Meraviglia certo che un giornalista solitamente esatto come Indro Montanelli scriva che «quando venne la guerra... il
novanta per cento degli eroi scappavano e l’ottanta per cento dei navigatori non sapevano nuotare», dimostrando una
ferrea memoria sugli effetti di una catastrofe che non va imputata al soldato italiano intendendo come tale l’esercito
operante e non quello che sedeva a Roma; la medesima memoria Montanelli non l’ha serbata a ricordare i suoi impetuosi
articoli quale corrispondente di guerra, come non ha ricordato che, nel momento più grave della nostra storia, son
mancati gli ordini dei capi in doppia «greca» ma anche i «suggerimenti eroici» dei giornalisti armati, come lui, di
macchina da scrivere.
Le argomentazioni sarebbero lunghe e, se a qualcuno piacerà, si potranno anche discutere su queste colonne sebbene la
conclusione sia unica: il Soldato italiano ha dimostrato nell’ultima, come nelle precedenti guerre, un eroismo che gli
merita il rispetto di tutti, compreso quello del predetto signore.

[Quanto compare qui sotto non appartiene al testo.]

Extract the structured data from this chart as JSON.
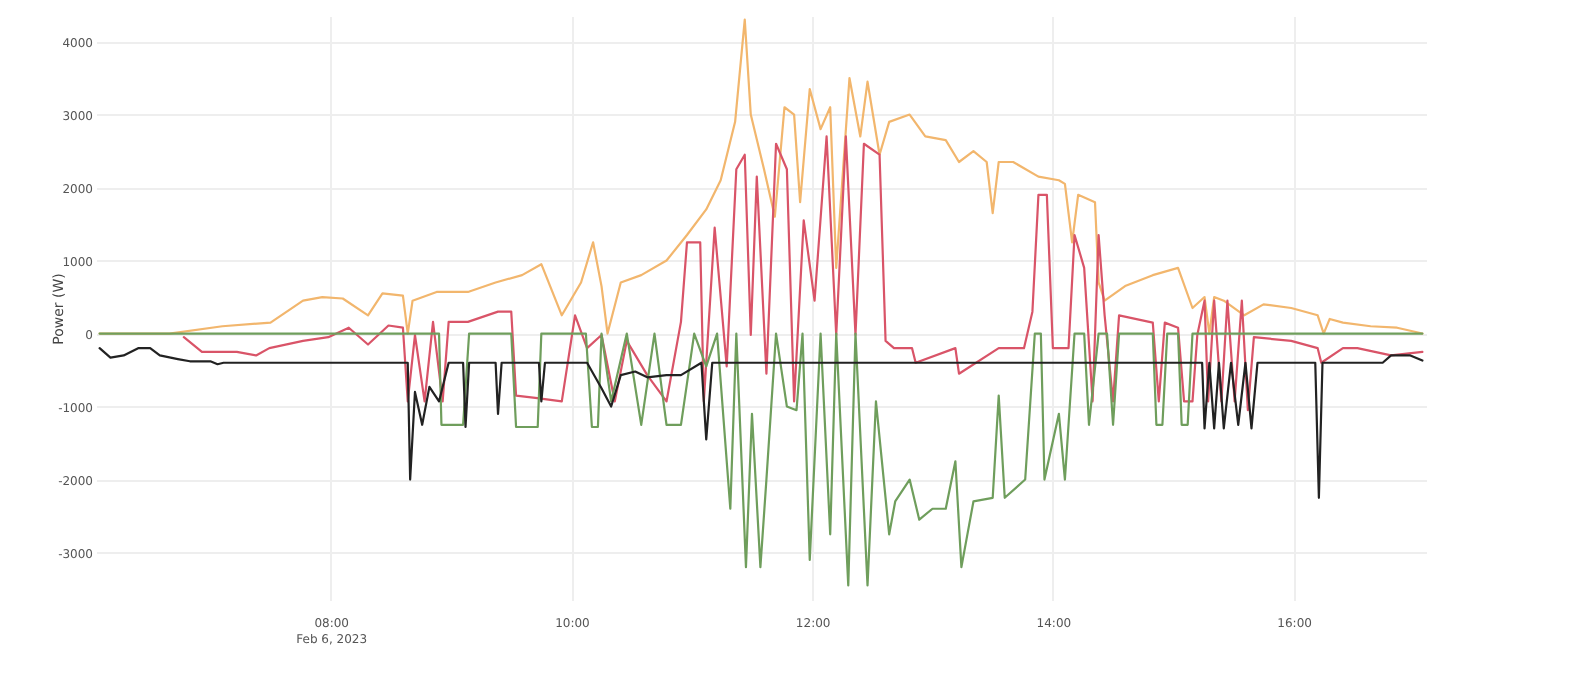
{
  "chart_data": {
    "type": "line",
    "ylabel": "Power (W)",
    "grid": true,
    "legend": false,
    "marker": "none",
    "line_style": "solid",
    "xlim": [
      6.05,
      17.1
    ],
    "xticks": [
      {
        "value": 8,
        "label": "08:00\nFeb 6, 2023"
      },
      {
        "value": 10,
        "label": "10:00"
      },
      {
        "value": 12,
        "label": "12:00"
      },
      {
        "value": 14,
        "label": "14:00"
      },
      {
        "value": 16,
        "label": "16:00"
      }
    ],
    "ylim": [
      -3650,
      4350
    ],
    "yticks": [
      -3000,
      -2000,
      -1000,
      0,
      1000,
      2000,
      3000,
      4000
    ],
    "series": [
      {
        "color": "#f2b66d",
        "x": [
          6.08,
          6.66,
          7.1,
          7.5,
          7.77,
          7.93,
          8.1,
          8.31,
          8.43,
          8.6,
          8.64,
          8.68,
          8.88,
          9.14,
          9.37,
          9.59,
          9.75,
          9.92,
          10.08,
          10.18,
          10.25,
          10.3,
          10.41,
          10.58,
          10.79,
          10.96,
          11.12,
          11.24,
          11.36,
          11.44,
          11.49,
          11.6,
          11.69,
          11.77,
          11.85,
          11.9,
          11.98,
          12.07,
          12.15,
          12.2,
          12.31,
          12.4,
          12.46,
          12.56,
          12.64,
          12.81,
          12.94,
          13.11,
          13.22,
          13.34,
          13.45,
          13.5,
          13.55,
          13.67,
          13.88,
          14.05,
          14.1,
          14.16,
          14.21,
          14.35,
          14.38,
          14.43,
          14.6,
          14.83,
          15.04,
          15.16,
          15.26,
          15.3,
          15.34,
          15.42,
          15.59,
          15.75,
          15.98,
          16.2,
          16.25,
          16.3,
          16.41,
          16.64,
          16.86,
          17.07
        ],
        "values": [
          0,
          0,
          100,
          150,
          450,
          500,
          480,
          250,
          550,
          520,
          0,
          450,
          570,
          570,
          700,
          800,
          950,
          250,
          700,
          1250,
          650,
          0,
          700,
          800,
          1000,
          1350,
          1700,
          2100,
          2900,
          4300,
          3000,
          2250,
          1600,
          3100,
          3000,
          1800,
          3350,
          2800,
          3100,
          900,
          3500,
          2700,
          3450,
          2450,
          2900,
          3000,
          2700,
          2650,
          2350,
          2500,
          2350,
          1650,
          2350,
          2350,
          2150,
          2100,
          2050,
          1250,
          1900,
          1800,
          700,
          450,
          650,
          800,
          900,
          350,
          500,
          0,
          500,
          450,
          250,
          400,
          350,
          250,
          0,
          200,
          150,
          100,
          80,
          0
        ]
      },
      {
        "color": "#d95468",
        "x": [
          6.78,
          6.93,
          7.22,
          7.38,
          7.49,
          7.77,
          7.98,
          8.15,
          8.31,
          8.48,
          8.6,
          8.64,
          8.7,
          8.78,
          8.85,
          8.93,
          8.98,
          9.14,
          9.39,
          9.5,
          9.54,
          9.7,
          9.92,
          10.03,
          10.13,
          10.25,
          10.36,
          10.46,
          10.63,
          10.79,
          10.91,
          10.96,
          11.07,
          11.1,
          11.19,
          11.29,
          11.37,
          11.44,
          11.49,
          11.54,
          11.62,
          11.7,
          11.79,
          11.85,
          11.93,
          12.02,
          12.12,
          12.2,
          12.28,
          12.36,
          12.43,
          12.56,
          12.61,
          12.68,
          12.83,
          12.86,
          13.19,
          13.22,
          13.55,
          13.76,
          13.83,
          13.88,
          13.95,
          14.0,
          14.13,
          14.18,
          14.26,
          14.33,
          14.38,
          14.43,
          14.5,
          14.55,
          14.83,
          14.88,
          14.93,
          15.04,
          15.09,
          15.16,
          15.2,
          15.26,
          15.29,
          15.34,
          15.4,
          15.45,
          15.51,
          15.57,
          15.62,
          15.67,
          15.98,
          16.2,
          16.23,
          16.41,
          16.53,
          16.81,
          17.07
        ],
        "values": [
          -50,
          -250,
          -250,
          -300,
          -200,
          -100,
          -50,
          80,
          -150,
          110,
          80,
          -930,
          -20,
          -930,
          160,
          -930,
          160,
          160,
          300,
          300,
          -850,
          -880,
          -930,
          250,
          -200,
          -20,
          -930,
          -100,
          -570,
          -930,
          160,
          1250,
          1250,
          -930,
          1450,
          -450,
          2250,
          2450,
          -20,
          2150,
          -550,
          2600,
          2250,
          -930,
          1550,
          450,
          2700,
          -20,
          2700,
          -20,
          2600,
          2450,
          -100,
          -200,
          -200,
          -400,
          -200,
          -550,
          -200,
          -200,
          300,
          1900,
          1900,
          -200,
          -200,
          1350,
          900,
          -930,
          1350,
          250,
          -930,
          250,
          150,
          -930,
          150,
          80,
          -930,
          -930,
          -20,
          450,
          -930,
          450,
          -930,
          450,
          -930,
          450,
          -1050,
          -50,
          -100,
          -200,
          -400,
          -200,
          -200,
          -300,
          -250
        ]
      },
      {
        "color": "#6f9e5c",
        "x": [
          6.08,
          8.9,
          8.92,
          9.0,
          9.1,
          9.15,
          9.5,
          9.54,
          9.72,
          9.75,
          9.9,
          9.95,
          10.12,
          10.17,
          10.22,
          10.25,
          10.33,
          10.46,
          10.58,
          10.69,
          10.79,
          10.91,
          11.02,
          11.12,
          11.21,
          11.32,
          11.37,
          11.45,
          11.5,
          11.57,
          11.62,
          11.7,
          11.79,
          11.87,
          11.92,
          11.98,
          12.07,
          12.15,
          12.2,
          12.3,
          12.36,
          12.46,
          12.53,
          12.64,
          12.69,
          12.81,
          12.89,
          13.0,
          13.11,
          13.19,
          13.24,
          13.34,
          13.5,
          13.55,
          13.6,
          13.77,
          13.85,
          13.9,
          13.93,
          14.05,
          14.1,
          14.18,
          14.26,
          14.3,
          14.38,
          14.45,
          14.5,
          14.55,
          14.83,
          14.86,
          14.91,
          14.95,
          15.04,
          15.07,
          15.12,
          15.16,
          17.07
        ],
        "values": [
          0,
          0,
          -1250,
          -1250,
          -1250,
          0,
          0,
          -1280,
          -1280,
          0,
          0,
          0,
          0,
          -1280,
          -1280,
          0,
          -930,
          0,
          -1250,
          0,
          -1250,
          -1250,
          0,
          -450,
          0,
          -2400,
          0,
          -3200,
          -1100,
          -3200,
          -2000,
          0,
          -1000,
          -1050,
          0,
          -3100,
          0,
          -2750,
          0,
          -3450,
          0,
          -3450,
          -930,
          -2750,
          -2300,
          -2000,
          -2550,
          -2400,
          -2400,
          -1750,
          -3200,
          -2300,
          -2250,
          -850,
          -2250,
          -2000,
          0,
          0,
          -2000,
          -1100,
          -2000,
          0,
          0,
          -1250,
          0,
          0,
          -1250,
          0,
          0,
          -1250,
          -1250,
          0,
          0,
          -1250,
          -1250,
          0,
          0
        ]
      },
      {
        "color": "#222222",
        "x": [
          6.08,
          6.17,
          6.28,
          6.4,
          6.5,
          6.58,
          6.73,
          6.83,
          7.0,
          7.06,
          7.11,
          8.64,
          8.66,
          8.7,
          8.76,
          8.82,
          8.9,
          8.98,
          9.1,
          9.12,
          9.15,
          9.37,
          9.39,
          9.42,
          9.73,
          9.75,
          9.78,
          10.13,
          10.25,
          10.33,
          10.41,
          10.53,
          10.63,
          10.79,
          10.91,
          11.08,
          11.12,
          11.17,
          15.24,
          15.26,
          15.3,
          15.34,
          15.38,
          15.42,
          15.48,
          15.54,
          15.6,
          15.65,
          15.7,
          16.18,
          16.21,
          16.24,
          16.74,
          16.81,
          16.97,
          17.07
        ],
        "values": [
          -200,
          -330,
          -300,
          -200,
          -200,
          -300,
          -350,
          -380,
          -380,
          -420,
          -400,
          -400,
          -2000,
          -800,
          -1250,
          -730,
          -930,
          -400,
          -400,
          -1280,
          -400,
          -400,
          -1100,
          -400,
          -400,
          -930,
          -400,
          -400,
          -750,
          -1000,
          -570,
          -520,
          -600,
          -570,
          -570,
          -400,
          -1450,
          -400,
          -400,
          -1300,
          -400,
          -1300,
          -400,
          -1300,
          -400,
          -1250,
          -400,
          -1300,
          -400,
          -400,
          -2250,
          -400,
          -400,
          -300,
          -300,
          -370
        ]
      }
    ]
  }
}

Non abbiamo la pretesa di declamare con enfasi esclusivistica che la nostra è una e Patria di eroi, di santi, di poeti e
di «navigatori» ma crediamo che abbastanza di tutto ciò si possa riconoscere alla nostra Italia.
Come cittadini e soldati noi continuiamo a cercar di meritare quanto le generazioni trascorse ci han lasciato di buono,
di rimediare agli errori gravi di pochi potenti che i deboli han lasciato divenire tali, per poter infine consegnare
agli italiani di domani un Tricolore pulito da sventolare senza vergogna nel cielo d’Italia.